In some years, the final budget that gets signed into law by the governor looks nearly identical to what was first proposed in February. In other years, lawmakers have made major changes, such as last year when they again rebuffed Murphy’s push to establish a higher tax rate on millionaires.
This year, top legislative leaders, including Senate President Steve Sweeney (D-Gloucester), are once again voicing concerns about Murphy’s call for tax hikes. If they continue to resist the governor’s call for new or higher taxes, significant revisions would have to be made by lawmakers before a June 30 deadline for a new budget that’s set in the state constitution.
Senate Budget and Appropriations Committee Chair Paul Sarlo (D-Bergen) promised on Monday to give Murphy’s latest budget plan a full “structural review.” That process will begin with the public hearings that are being convened by both the Assembly and Senate budget committees this month.
“We want to make effective investments to expand economic opportunities and address the needs of the state’s residents at the same time we eliminate wasteful spending,” Sarlo said.
Here are details of the budget hearings. Those who wish to testify can register ahead of time by following this link.

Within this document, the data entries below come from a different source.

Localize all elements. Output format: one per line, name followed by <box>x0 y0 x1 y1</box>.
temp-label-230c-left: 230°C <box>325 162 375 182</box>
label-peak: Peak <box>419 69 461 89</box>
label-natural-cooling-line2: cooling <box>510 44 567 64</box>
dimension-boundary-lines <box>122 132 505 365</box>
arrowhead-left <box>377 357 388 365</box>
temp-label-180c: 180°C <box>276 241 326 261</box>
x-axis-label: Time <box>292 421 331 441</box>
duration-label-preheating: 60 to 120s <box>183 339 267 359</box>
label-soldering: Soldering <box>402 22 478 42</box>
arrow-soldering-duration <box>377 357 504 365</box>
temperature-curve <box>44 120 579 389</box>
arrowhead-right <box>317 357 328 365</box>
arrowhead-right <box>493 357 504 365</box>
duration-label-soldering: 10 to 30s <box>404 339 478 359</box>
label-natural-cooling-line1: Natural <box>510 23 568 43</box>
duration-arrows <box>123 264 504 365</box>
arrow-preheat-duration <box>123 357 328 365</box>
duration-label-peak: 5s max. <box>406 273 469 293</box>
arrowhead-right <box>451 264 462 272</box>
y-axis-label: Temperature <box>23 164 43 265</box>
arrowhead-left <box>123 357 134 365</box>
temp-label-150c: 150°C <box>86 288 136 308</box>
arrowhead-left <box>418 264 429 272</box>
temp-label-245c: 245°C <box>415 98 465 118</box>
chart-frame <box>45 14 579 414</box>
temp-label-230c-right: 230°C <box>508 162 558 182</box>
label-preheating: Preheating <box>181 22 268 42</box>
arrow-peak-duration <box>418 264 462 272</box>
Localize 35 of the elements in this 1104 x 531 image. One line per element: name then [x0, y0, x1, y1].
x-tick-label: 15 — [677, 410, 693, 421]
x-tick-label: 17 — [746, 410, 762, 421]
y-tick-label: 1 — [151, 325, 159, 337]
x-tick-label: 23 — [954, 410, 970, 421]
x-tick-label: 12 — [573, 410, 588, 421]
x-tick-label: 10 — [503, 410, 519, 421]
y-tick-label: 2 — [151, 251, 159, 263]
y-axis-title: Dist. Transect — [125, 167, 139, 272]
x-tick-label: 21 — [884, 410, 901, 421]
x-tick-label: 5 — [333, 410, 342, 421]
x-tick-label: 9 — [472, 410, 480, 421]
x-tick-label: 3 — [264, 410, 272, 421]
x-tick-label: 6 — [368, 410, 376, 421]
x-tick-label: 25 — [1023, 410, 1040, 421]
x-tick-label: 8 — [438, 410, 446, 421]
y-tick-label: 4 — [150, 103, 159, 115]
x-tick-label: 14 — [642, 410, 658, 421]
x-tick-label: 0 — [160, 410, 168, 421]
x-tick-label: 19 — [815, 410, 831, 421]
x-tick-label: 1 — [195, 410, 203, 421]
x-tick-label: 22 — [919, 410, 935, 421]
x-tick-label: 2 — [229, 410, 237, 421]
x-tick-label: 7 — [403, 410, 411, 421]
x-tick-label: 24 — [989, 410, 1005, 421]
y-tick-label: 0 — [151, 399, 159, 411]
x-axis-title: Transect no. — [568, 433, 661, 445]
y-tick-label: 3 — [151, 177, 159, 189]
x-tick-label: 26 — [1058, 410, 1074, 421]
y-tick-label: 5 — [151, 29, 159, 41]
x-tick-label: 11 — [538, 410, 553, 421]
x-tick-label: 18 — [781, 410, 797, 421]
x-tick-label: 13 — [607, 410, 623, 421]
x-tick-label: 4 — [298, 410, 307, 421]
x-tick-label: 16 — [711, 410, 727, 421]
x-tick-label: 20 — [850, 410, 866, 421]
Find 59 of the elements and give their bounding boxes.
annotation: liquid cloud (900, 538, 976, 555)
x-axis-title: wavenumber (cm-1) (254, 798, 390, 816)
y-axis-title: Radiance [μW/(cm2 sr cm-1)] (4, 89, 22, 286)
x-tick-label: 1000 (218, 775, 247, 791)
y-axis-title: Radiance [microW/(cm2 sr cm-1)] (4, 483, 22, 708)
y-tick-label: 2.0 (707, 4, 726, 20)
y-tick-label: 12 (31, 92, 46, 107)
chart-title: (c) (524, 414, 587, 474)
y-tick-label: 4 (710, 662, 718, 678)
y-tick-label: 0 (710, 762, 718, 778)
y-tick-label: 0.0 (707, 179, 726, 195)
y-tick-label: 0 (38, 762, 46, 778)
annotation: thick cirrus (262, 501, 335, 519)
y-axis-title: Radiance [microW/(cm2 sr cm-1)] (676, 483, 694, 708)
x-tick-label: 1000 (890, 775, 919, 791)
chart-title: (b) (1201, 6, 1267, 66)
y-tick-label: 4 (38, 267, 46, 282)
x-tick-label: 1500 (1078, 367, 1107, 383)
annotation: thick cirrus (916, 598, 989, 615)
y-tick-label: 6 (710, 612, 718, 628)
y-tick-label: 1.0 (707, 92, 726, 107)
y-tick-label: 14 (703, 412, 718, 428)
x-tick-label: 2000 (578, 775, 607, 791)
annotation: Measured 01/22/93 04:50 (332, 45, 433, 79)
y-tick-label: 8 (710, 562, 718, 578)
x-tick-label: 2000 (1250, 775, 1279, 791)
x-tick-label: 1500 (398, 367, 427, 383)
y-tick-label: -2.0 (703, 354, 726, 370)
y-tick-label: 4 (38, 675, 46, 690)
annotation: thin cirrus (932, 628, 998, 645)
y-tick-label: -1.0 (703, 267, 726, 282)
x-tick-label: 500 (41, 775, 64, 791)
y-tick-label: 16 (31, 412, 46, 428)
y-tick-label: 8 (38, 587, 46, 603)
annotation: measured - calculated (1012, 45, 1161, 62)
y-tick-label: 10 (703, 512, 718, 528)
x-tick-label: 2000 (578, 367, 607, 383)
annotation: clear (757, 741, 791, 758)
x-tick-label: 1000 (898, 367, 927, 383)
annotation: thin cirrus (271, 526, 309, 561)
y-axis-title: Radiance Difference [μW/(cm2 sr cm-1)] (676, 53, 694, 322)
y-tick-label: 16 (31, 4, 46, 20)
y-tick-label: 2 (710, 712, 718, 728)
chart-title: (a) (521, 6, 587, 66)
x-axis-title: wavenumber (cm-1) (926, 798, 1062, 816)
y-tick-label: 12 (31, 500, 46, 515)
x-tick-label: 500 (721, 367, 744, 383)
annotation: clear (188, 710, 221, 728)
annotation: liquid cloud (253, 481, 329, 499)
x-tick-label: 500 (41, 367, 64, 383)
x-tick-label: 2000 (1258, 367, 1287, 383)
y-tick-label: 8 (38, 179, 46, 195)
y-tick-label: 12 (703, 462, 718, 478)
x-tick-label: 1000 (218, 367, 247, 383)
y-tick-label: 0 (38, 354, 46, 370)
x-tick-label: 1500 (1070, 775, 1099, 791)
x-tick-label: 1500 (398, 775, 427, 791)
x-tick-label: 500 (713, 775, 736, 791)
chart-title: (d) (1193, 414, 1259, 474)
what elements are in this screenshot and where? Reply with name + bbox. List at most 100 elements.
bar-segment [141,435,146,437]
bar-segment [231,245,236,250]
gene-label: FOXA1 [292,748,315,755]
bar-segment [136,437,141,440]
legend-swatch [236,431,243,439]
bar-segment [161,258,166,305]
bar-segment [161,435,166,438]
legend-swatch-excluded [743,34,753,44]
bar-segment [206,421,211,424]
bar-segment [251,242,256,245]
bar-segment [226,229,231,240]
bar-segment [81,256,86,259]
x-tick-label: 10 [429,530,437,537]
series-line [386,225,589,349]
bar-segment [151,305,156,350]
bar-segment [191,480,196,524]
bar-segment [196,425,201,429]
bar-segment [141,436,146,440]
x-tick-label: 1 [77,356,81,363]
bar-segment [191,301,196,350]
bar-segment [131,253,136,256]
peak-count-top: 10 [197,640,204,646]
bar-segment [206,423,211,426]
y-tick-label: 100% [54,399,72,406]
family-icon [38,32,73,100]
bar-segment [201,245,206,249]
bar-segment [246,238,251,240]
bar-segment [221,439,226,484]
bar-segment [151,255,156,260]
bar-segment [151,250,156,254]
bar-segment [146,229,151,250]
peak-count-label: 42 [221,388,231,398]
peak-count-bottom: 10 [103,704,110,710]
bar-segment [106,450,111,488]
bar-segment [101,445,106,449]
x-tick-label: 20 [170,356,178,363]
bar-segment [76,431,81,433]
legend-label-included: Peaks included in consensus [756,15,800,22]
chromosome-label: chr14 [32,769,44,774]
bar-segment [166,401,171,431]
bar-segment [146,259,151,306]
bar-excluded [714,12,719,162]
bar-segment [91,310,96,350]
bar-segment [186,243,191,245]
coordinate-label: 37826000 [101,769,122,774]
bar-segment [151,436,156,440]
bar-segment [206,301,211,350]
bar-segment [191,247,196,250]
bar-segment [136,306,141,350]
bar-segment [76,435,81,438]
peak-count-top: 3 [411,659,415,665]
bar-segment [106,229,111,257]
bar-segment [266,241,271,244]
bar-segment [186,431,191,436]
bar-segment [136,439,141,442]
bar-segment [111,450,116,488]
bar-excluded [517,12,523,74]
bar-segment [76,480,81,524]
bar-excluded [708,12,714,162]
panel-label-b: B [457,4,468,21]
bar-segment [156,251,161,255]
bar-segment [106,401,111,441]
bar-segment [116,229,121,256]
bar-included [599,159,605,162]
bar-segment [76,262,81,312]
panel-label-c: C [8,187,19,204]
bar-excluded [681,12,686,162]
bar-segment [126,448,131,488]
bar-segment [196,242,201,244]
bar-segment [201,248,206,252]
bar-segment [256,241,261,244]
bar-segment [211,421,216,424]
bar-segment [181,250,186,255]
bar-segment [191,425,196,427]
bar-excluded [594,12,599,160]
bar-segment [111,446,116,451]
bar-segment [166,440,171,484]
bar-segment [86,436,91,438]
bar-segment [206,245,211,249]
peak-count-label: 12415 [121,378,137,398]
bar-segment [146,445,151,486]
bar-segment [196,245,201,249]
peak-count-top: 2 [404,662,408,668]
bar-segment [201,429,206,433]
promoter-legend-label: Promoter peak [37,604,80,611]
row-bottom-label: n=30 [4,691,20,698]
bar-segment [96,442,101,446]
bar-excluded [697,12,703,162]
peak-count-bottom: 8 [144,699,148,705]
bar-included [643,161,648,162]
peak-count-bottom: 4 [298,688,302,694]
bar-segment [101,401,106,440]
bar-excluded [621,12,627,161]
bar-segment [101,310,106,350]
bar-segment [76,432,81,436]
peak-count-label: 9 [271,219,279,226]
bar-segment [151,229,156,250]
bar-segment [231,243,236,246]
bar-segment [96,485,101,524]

- March 10, 10:00 a.m., Senate Budget and Appropriations Committee, New Jersey Institute of Technology, Campus Center Atrium, 150 Bleeker St., Newark;
- March 12, 10:00 a.m., Senate Budget and Appropriations Committee, Rowan University, Rohrer College of Business, Business Hall, 271 Mullica Hill Road, Glassboro;
- March 18, 9:30 a.m., Assembly Budget Committee, State House Annex, Committee Room 11, 125 West State St., Trenton;
- March 25, 9:30 a.m., Assembly Budget Committee, State House Annex, Committee Room 11, 125 West State St., Trenton.